Uncertainty-Aware Wildfire Hazard Assessment Using Machine Learning, Fuzzy Logic, and Remote Sensing Data

Wildfire hazard assessment increasingly relies on machine learning models trained on large-scale remote sensing and geospatial datasets. However, the limited transparency and uncertainty awareness of many data-driven approaches hinder their operational use and trustworthiness for decision-making. In this study, we propose an interpretable and uncertainty-aware wildfire hazard assessment framework that integrates fuzzy logic preprocessing, histogram-based gradient boosting (HGB), and artificial intelligence.
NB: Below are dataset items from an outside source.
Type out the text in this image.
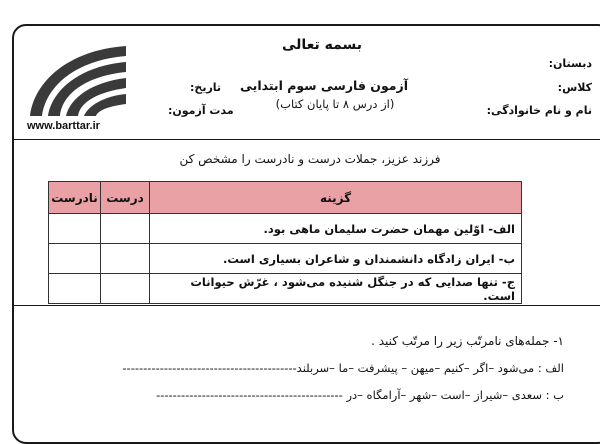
بسمه تعالی
آزمون فارسی سوم ابتدایی
(از درس ۸ تا پایان کتاب)
دبستان:
کلاس:
نام و نام خانوادگی:
تاریخ:
مدت آزمون:
www.barttar.ir
فرزند عزیز، جملات درست و نادرست را مشخص کن
گزینه	درست	نادرست
الف- اوّلین مهمان حضرت سلیمان ماهی بود.		
ب- ایران زادگاه دانشمندان و شاعران بسیاری است.		
ج- تنها صدایی که در جنگل شنیده می‌شود ، غرّش حیوانات است.		
۱- جمله‌های نامرتّب زیر را مرتّب کنید .
الف : می‌شود –اگر –کنیم –میهن – پیشرفت –ما –سربلند------------------------------------------
ب : سعدی –شیراز –است –شهر –آرامگاه –در ---------------------------------------------
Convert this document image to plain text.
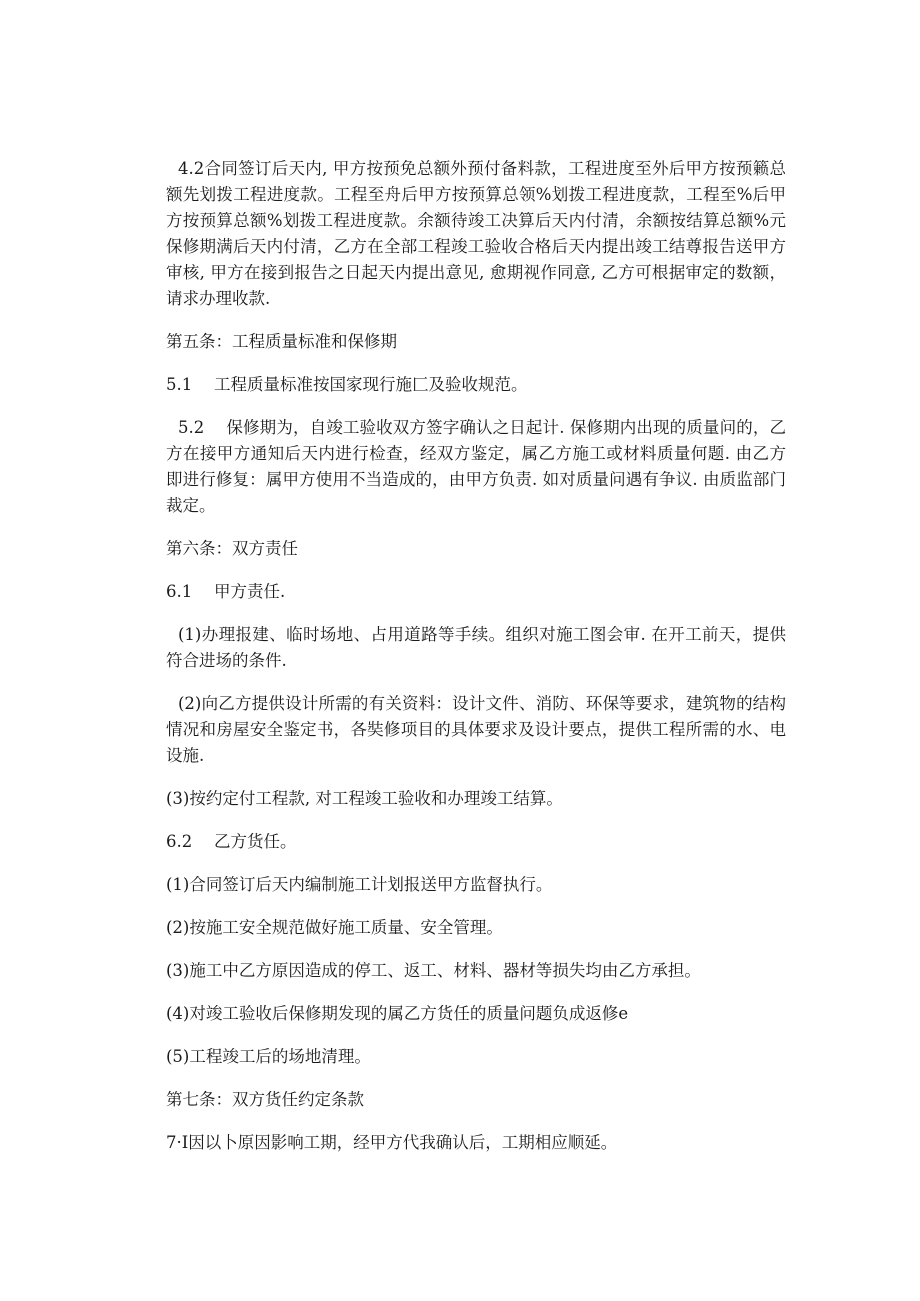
4.2合同签订后天内, 甲方按预免总额外预付备料款，工程进度至外后甲方按预籁总额先划拨工程进度款。工程至舟后甲方按预算总领%划拨工程进度款，工程至%后甲方按预算总额%划拨工程进度款。余额待竣工决算后天内付清，余额按结算总额%元保修期满后天内付清，乙方在全部工程竣工验收合格后天内提出竣工结尊报告送甲方审核, 甲方在接到报告之日起天内提出意见, 愈期视作同意, 乙方可根据审定的数额，请求办理收款.

第五条：工程质量标准和保修期

5.1　 工程质量标准按国家现行施匚及验收规范。

5.2　 保修期为，自竣工验收双方签字确认之日起计. 保修期内出现的质量问的，乙方在接甲方通知后天内进行检查，经双方鉴定，属乙方施工或材料质量何题. 由乙方即进行修复：属甲方使用不当造成的，由甲方负责. 如对质量问遇有争议. 由质监部门裁定。

第六条：双方责任

6.1　 甲方责任.

(1)办理报建、临时场地、占用道路等手续。组织对施工图会审. 在开工前天，提供符合进场的条件.

(2)向乙方提供设计所需的有关资料：设计文件、消防、环保等要求，建筑物的结构情况和房屋安全鉴定书，各奘修项目的具体要求及设计要点，提供工程所需的水、电设施.

(3)按约定付工程款, 对工程竣工验收和办理竣工结算。

6.2　 乙方货任。

(1)合同签订后天内编制施工计划报送甲方监督执行。

(2)按施工安全规范做好施工质量、安全管理。

(3)施工中乙方原因造成的停工、返工、材料、器材等损失均由乙方承担。

(4)对竣工验收后保修期发现的属乙方货任的质量问题负成返修e

(5)工程竣工后的场地清理。

第七条：双方货任约定条款

7·I因以卜原因影响工期，经甲方代我确认后，工期相应顺延。
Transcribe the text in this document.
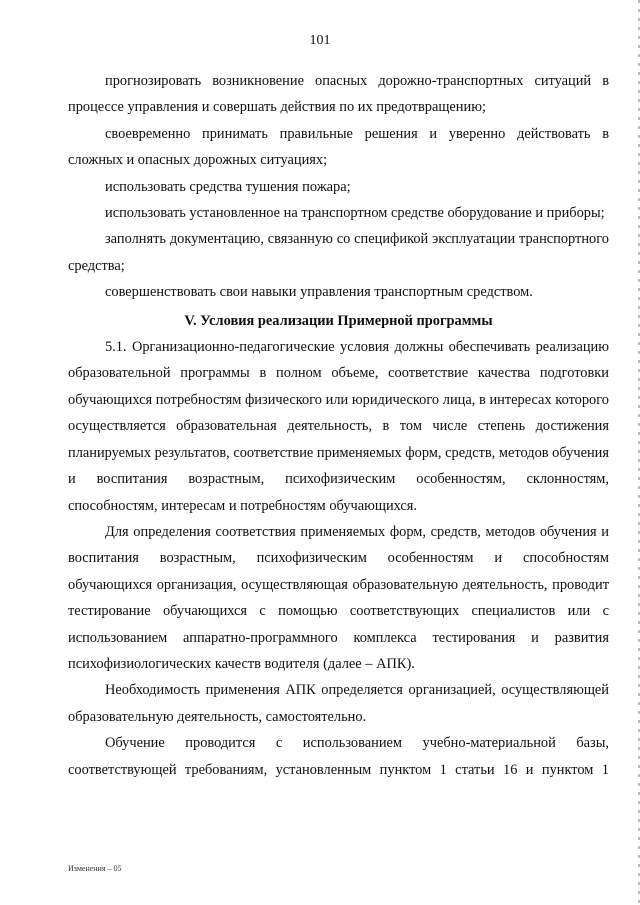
101

прогнозировать возникновение опасных дорожно-транспортных ситуаций в процессе управления и совершать действия по их предотвращению;

своевременно принимать правильные решения и уверенно действовать в сложных и опасных дорожных ситуациях;

использовать средства тушения пожара;

использовать установленное на транспортном средстве оборудование и приборы;

заполнять документацию, связанную со спецификой эксплуатации транспортного средства;

совершенствовать свои навыки управления транспортным средством.

V. Условия реализации Примерной программы

5.1. Организационно-педагогические условия должны обеспечивать реализацию образовательной программы в полном объеме, соответствие качества подготовки обучающихся потребностям физического или юридического лица, в интересах которого осуществляется образовательная деятельность, в том числе степень достижения планируемых результатов, соответствие применяемых форм, средств, методов обучения и воспитания возрастным, психофизическим особенностям, склонностям, способностям, интересам и потребностям обучающихся.

Для определения соответствия применяемых форм, средств, методов обучения и воспитания возрастным, психофизическим особенностям и способностям обучающихся организация, осуществляющая образовательную деятельность, проводит тестирование обучающихся с помощью соответствующих специалистов или с использованием аппаратно-программного комплекса тестирования и развития психофизиологических качеств водителя (далее – АПК).

Необходимость применения АПК определяется организацией, осуществляющей образовательную деятельность, самостоятельно.

Обучение проводится с использованием учебно-материальной базы, соответствующей требованиям, установленным пунктом 1 статьи 16 и пунктом 1

Изменения – 05
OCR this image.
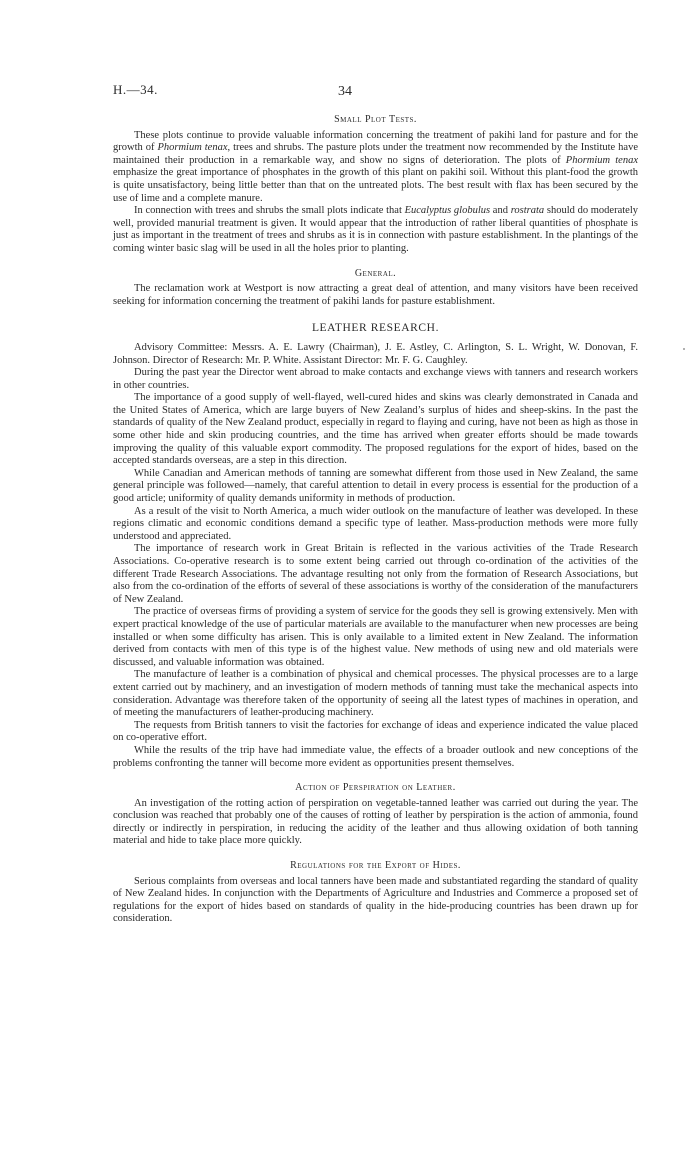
H.—34.	34
Small Plot Tests.

These plots continue to provide valuable information concerning the treatment of pakihi land for pasture and for the growth of Phormium tenax, trees and shrubs. The pasture plots under the treatment now recommended by the Institute have maintained their production in a remarkable way, and show no signs of deterioration. The plots of Phormium tenax emphasize the great importance of phosphates in the growth of this plant on pakihi soil. Without this plant-food the growth is quite unsatisfactory, being little better than that on the untreated plots. The best result with flax has been secured by the use of lime and a complete manure.

In connection with trees and shrubs the small plots indicate that Eucalyptus globulus and rostrata should do moderately well, provided manurial treatment is given. It would appear that the introduction of rather liberal quantities of phosphate is just as important in the treatment of trees and shrubs as it is in connection with pasture establishment. In the plantings of the coming winter basic slag will be used in all the holes prior to planting.

General.

The reclamation work at Westport is now attracting a great deal of attention, and many visitors have been received seeking for information concerning the treatment of pakihi lands for pasture establishment.

LEATHER RESEARCH.

Advisory Committee: Messrs. A. E. Lawry (Chairman), J. E. Astley, C. Arlington, S. L. Wright, W. Donovan, F. Johnson. Director of Research: Mr. P. White. Assistant Director: Mr. F. G. Caughley.

During the past year the Director went abroad to make contacts and exchange views with tanners and research workers in other countries.

The importance of a good supply of well-flayed, well-cured hides and skins was clearly demonstrated in Canada and the United States of America, which are large buyers of New Zealand’s surplus of hides and sheep-skins. In the past the standards of quality of the New Zealand product, especially in regard to flaying and curing, have not been as high as those in some other hide and skin producing countries, and the time has arrived when greater efforts should be made towards improving the quality of this valuable export commodity. The proposed regulations for the export of hides, based on the accepted standards overseas, are a step in this direction.

While Canadian and American methods of tanning are somewhat different from those used in New Zealand, the same general principle was followed—namely, that careful attention to detail in every process is essential for the production of a good article; uniformity of quality demands uniformity in methods of production.

As a result of the visit to North America, a much wider outlook on the manufacture of leather was developed. In these regions climatic and economic conditions demand a specific type of leather. Mass-production methods were more fully understood and appreciated.

The importance of research work in Great Britain is reflected in the various activities of the Trade Research Associations. Co-operative research is to some extent being carried out through co-ordination of the activities of the different Trade Research Associations. The advantage resulting not only from the formation of Research Associations, but also from the co-ordination of the efforts of several of these associations is worthy of the consideration of the manufacturers of New Zealand.

The practice of overseas firms of providing a system of service for the goods they sell is growing extensively. Men with expert practical knowledge of the use of particular materials are available to the manufacturer when new processes are being installed or when some difficulty has arisen. This is only available to a limited extent in New Zealand. The information derived from contacts with men of this type is of the highest value. New methods of using new and old materials were discussed, and valuable information was obtained.

The manufacture of leather is a combination of physical and chemical processes. The physical processes are to a large extent carried out by machinery, and an investigation of modern methods of tanning must take the mechanical aspects into consideration. Advantage was therefore taken of the opportunity of seeing all the latest types of machines in operation, and of meeting the manufacturers of leather-producing machinery.

The requests from British tanners to visit the factories for exchange of ideas and experience indicated the value placed on co-operative effort.

While the results of the trip have had immediate value, the effects of a broader outlook and new conceptions of the problems confronting the tanner will become more evident as opportunities present themselves.

Action of Perspiration on Leather.

An investigation of the rotting action of perspiration on vegetable-tanned leather was carried out during the year. The conclusion was reached that probably one of the causes of rotting of leather by perspiration is the action of ammonia, found directly or indirectly in perspiration, in reducing the acidity of the leather and thus allowing oxidation of both tanning material and hide to take place more quickly.

Regulations for the Export of Hides.

Serious complaints from overseas and local tanners have been made and substantiated regarding the standard of quality of New Zealand hides. In conjunction with the Departments of Agriculture and Industries and Commerce a proposed set of regulations for the export of hides based on standards of quality in the hide-producing countries has been drawn up for consideration.
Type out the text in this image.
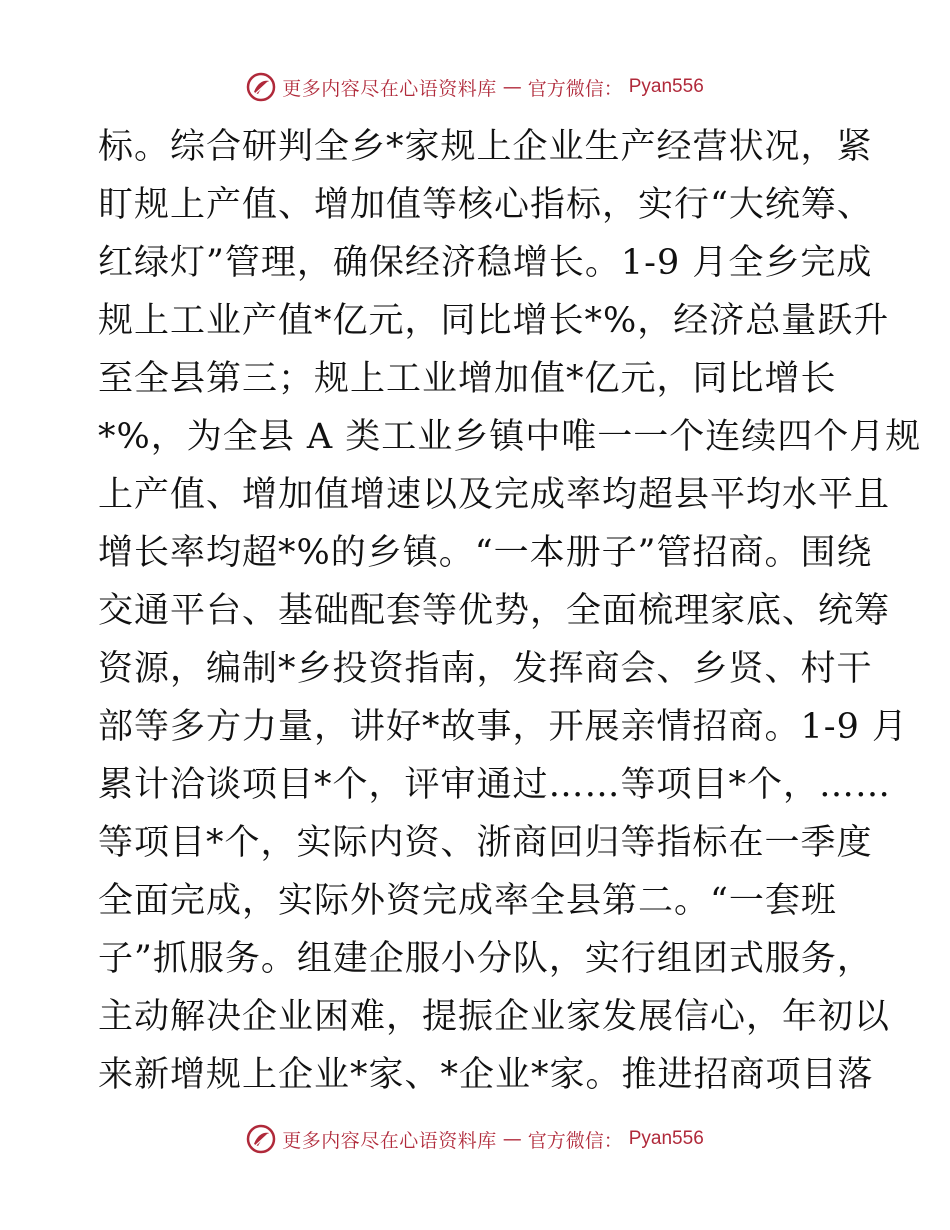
更多内容尽在心语资料库 — 官方微信： Pyan556
标。综合研判全乡*家规上企业生产经营状况，紧
盯规上产值、增加值等核心指标，实行“大统筹、
红绿灯”管理，确保经济稳增长。1-9 月全乡完成
规上工业产值*亿元，同比增长*%，经济总量跃升
至全县第三；规上工业增加值*亿元，同比增长
*%，为全县 A 类工业乡镇中唯一一个连续四个月规
上产值、增加值增速以及完成率均超县平均水平且
增长率均超*%的乡镇。“一本册子”管招商。围绕
交通平台、基础配套等优势，全面梳理家底、统筹
资源，编制*乡投资指南，发挥商会、乡贤、村干
部等多方力量，讲好*故事，开展亲情招商。1-9 月
累计洽谈项目*个，评审通过……等项目*个，……
等项目*个，实际内资、浙商回归等指标在一季度
全面完成，实际外资完成率全县第二。“一套班
子”抓服务。组建企服小分队，实行组团式服务，
主动解决企业困难，提振企业家发展信心，年初以
来新增规上企业*家、*企业*家。推进招商项目落
更多内容尽在心语资料库 — 官方微信： Pyan556
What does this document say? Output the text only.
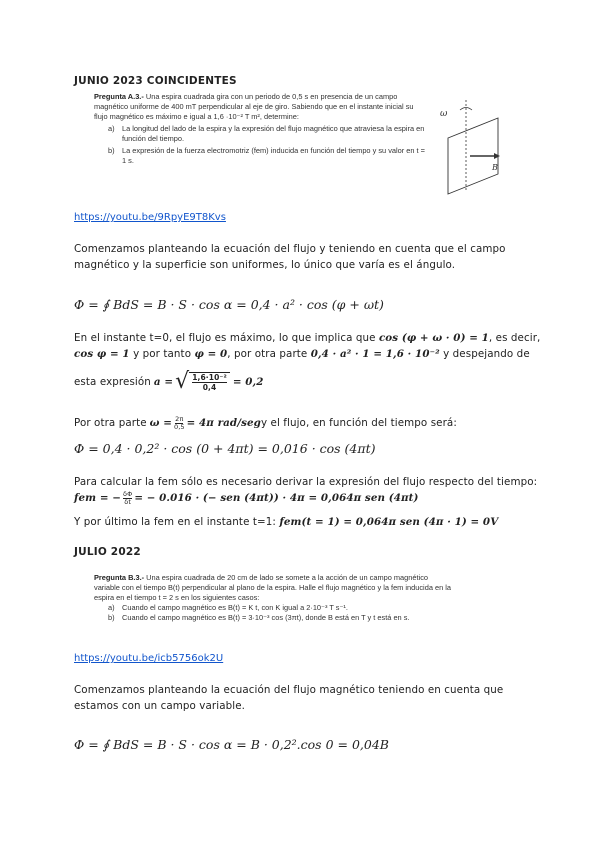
JUNIO 2023 COINCIDENTES
Pregunta A.3.- Una espira cuadrada gira con un periodo de 0,5 s en presencia de un campo magnético uniforme de 400 mT perpendicular al eje de giro. Sabiendo que en el instante inicial su flujo magnético es máximo e igual a 1,6 ·10⁻² T m², determine:
a)	La longitud del lado de la espira y la expresión del flujo magnético que atraviesa la espira en función del tiempo.
b)	La expresión de la fuerza electromotriz (fem) inducida en función del tiempo y su valor en t = 1 s.
ω
B
https://youtu.be/9RpyE9T8Kvs
Comenzamos planteando la ecuación del flujo y teniendo en cuenta que el campo magnético y la superficie son uniformes, lo único que varía es el ángulo.
Φ = ∮ BdS = B · S · cos α = 0,4 · a² · cos (φ + ωt)
En el instante t=0, el flujo es máximo, lo que implica que cos (φ + ω · 0) = 1, es decir,
cos φ = 1 y por tanto φ = 0, por otra parte 0,4 · a² · 1 = 1,6 · 10⁻² y despejando de
esta expresión a = √ $\frac{\text{1,6·10⁻²}}{0,4} = 0,2$
Por otra parte $\omega = \frac{2\pi}{0,5} = 4\pi$ rad/seg y el flujo, en función del tiempo será:
Φ = 0,4 · 0,2² · cos (0 + 4πt) = 0,016 · cos (4πt)
Para calcular la fem sólo es necesario derivar la expresión del flujo respecto del tiempo:
fem = − $\frac{\delta\Phi}{\delta t}$ = − 0.016 · (− sen (4πt)) · 4π = 0,064π sen (4πt)
Y por último la fem en el instante t=1: fem(t = 1) = 0,064π sen (4π · 1) = 0V
JULIO 2022
Pregunta B.3.- Una espira cuadrada de 20 cm de lado se somete a la acción de un campo magnético variable con el tiempo B(t) perpendicular al plano de la espira. Halle el flujo magnético y la fem inducida en la espira en el tiempo t = 2 s en los siguientes casos:
a)	Cuando el campo magnético es B(t) = K t, con K igual a 2·10⁻³ T s⁻¹.
b)	Cuando el campo magnético es B(t) = 3·10⁻³ cos (3πt), donde B está en T y t está en s.
https://youtu.be/icb5756ok2U
Comenzamos planteando la ecuación del flujo magnético teniendo en cuenta que estamos con un campo variable.
Φ = ∮ BdS = B · S · cos α = B · 0,2².cos 0 = 0,04B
Multiple environmental, climatic, topographic, vegetation, geological, and anthropogenic variables derived from remote sensing and GIS sources are transformed into continuous fuzzy membership functions to explicitly represent gradual transitions and inherent uncertainties in wildfire-related drivers. The HGB model is employed to efficiently handle high-dimensional raster data and to produce probabilistic wildfire susceptibility estimates. Model interpretability is ensured using SHAP, which quantifies the contribution and direction of each predictor to wildfire probability, enabling transparent interpretation of model behaviour. In addition, predictive uncertainty is quantified through an ensemble approach, highlighting spatial patterns of confidence and disagreement among model predictions.
Results demonstrate strong discriminative performance while revealing physically meaningful relationships, with precipitation acting as the dominant suppressor of wildfire probability, and fuel availability, temperature, and wind emerging as key amplifying factors. The proposed framework enhances model transparency, interpretability, and reliability, supporting trustworthy wildfire hazard assessment and decision-making for risk mitigation and resource allocation.